ちゃんみな:それからバラエティ番組に出させてもらったときの、フリースタイルのイメージだったり。全員が自分のヒストリーを丹念に追ってくれるわけじゃないし、一部だけを見て判断する人もいるのはしょうがないとは思うんですけどね。だから常に頑張らないとなとも思います。
ーー今お話されたような“イメージでカテゴライズされること”というテーマは、今回の「I'm a Pop」にも通じますね。
ちゃんみな:ずっと私のメモ帳には、このテーマがあったんですよ。それで、このテーマのようなことに出会ったり、感じた時に、リリックを書き足していってて。それを書き溜めたページがパンパンになってきてて(笑)、それで、そろそろ曲にしたいな、って。
ーーそれは例えばどんな事柄?
ちゃんみな:世の中からヒップホップの子、って思われることが多いんですよね、やっぱり。でも、ヒップホップサイドからは、あの子はヒップホップじゃない、ポップスだって言われたり、『LADY』をリリースしたときは「もうラップ辞めたんですか」とか。もっと言うと、私に韓国の血が入ってるってだけで、K-POPのパクリだ、とか言われたりとか。そういう積み重ねの中で、ラッパーやアーティストってそんなに“縛られる”職業なんだって歯がゆさが強くなっていって。それがこの曲になっていったんです。
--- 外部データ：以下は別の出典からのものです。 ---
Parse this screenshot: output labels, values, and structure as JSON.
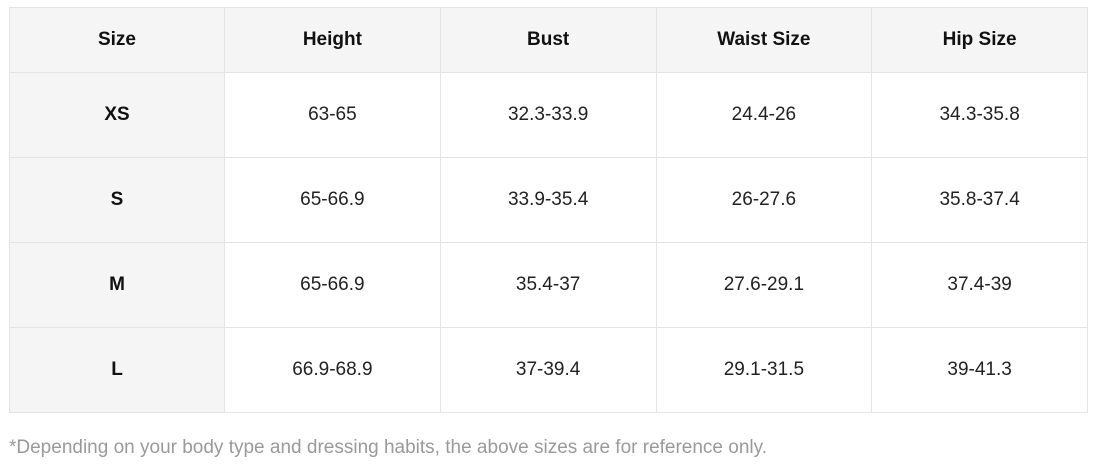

ーーその意味では、この曲は“自分は自分というジャンル”という引き算の視座ではなく、“自分は全てのジャンルを横断する”という足し算の視点で描かれていますね。
ちゃんみな:私自身、いろんなジャンルの音楽を聴くんですよ。最近はNICKELBACKにハマっているし、自分の音楽史の中で、めちゃめちゃ尊敬しているのはアヴリル・ラヴィーン。私の「おらー!」みたいな負けん気の部分はロックの影響だと思うし、私の魂はロックだと思ってます(笑)。怖いもの知らずな部分はヒップホップからの影響が大きいし、家族を愛したり、友達を大事にするのは、ポップスからの影響だと思う。だからこそ、どんな音楽でもやりたいし、何かのジャンルに縛られるのは、私は嫌なんですよね。
ーーそういう“カテゴライズしてくること”に対するフラストレーションが、この曲に繋がっていったと。
ちゃんみな:他のアーティストさんもみんな少なからず感じてることだと思いますね。自分の力不足もあるとは思うんですけど、それでも、ある特定の枠に押し込めようとする人にはムカつくし、正直、そういう人には私の音楽は聴かなくていいよ、と思う。最近って、クレームがスゴイじゃないですか。クレームを言う人が増えすぎて、いろんなモノがダメになったり、出来ないことが増えていってると思う。音楽に関しても「このジャンルとは本当は……」とか、「あなたはこのジャンルから出るな」みたいなことが多かったり。内容に関しても「この曲で誰かが傷ついたらどうする」「このMVを真似したらどう責任を取るんだ」……みたいな。それによって音楽の表現が狭められてる部分が大きいと思うんですよね。
ーーいわゆる“~~警察”とか“お気持ち問題”であったりは、SNSでも議論や炎上の種になりがちですね。
ちゃんみな:意見を発信できることはいい部分もあるとは思うんですけど、悪い部分も目立って来てるんじゃないかなって。だから、せめて自分のファンの人には、そういうことをしないで欲しいってよく言っていて。それは私の表現だけじゃなくて、他のアーティストの表現に対しても。誰かが作ったものに対して、それを簡単に否定したり、腐さないで欲しいと思うんですよね。“機会”を奪うようなことはして欲しくないなって。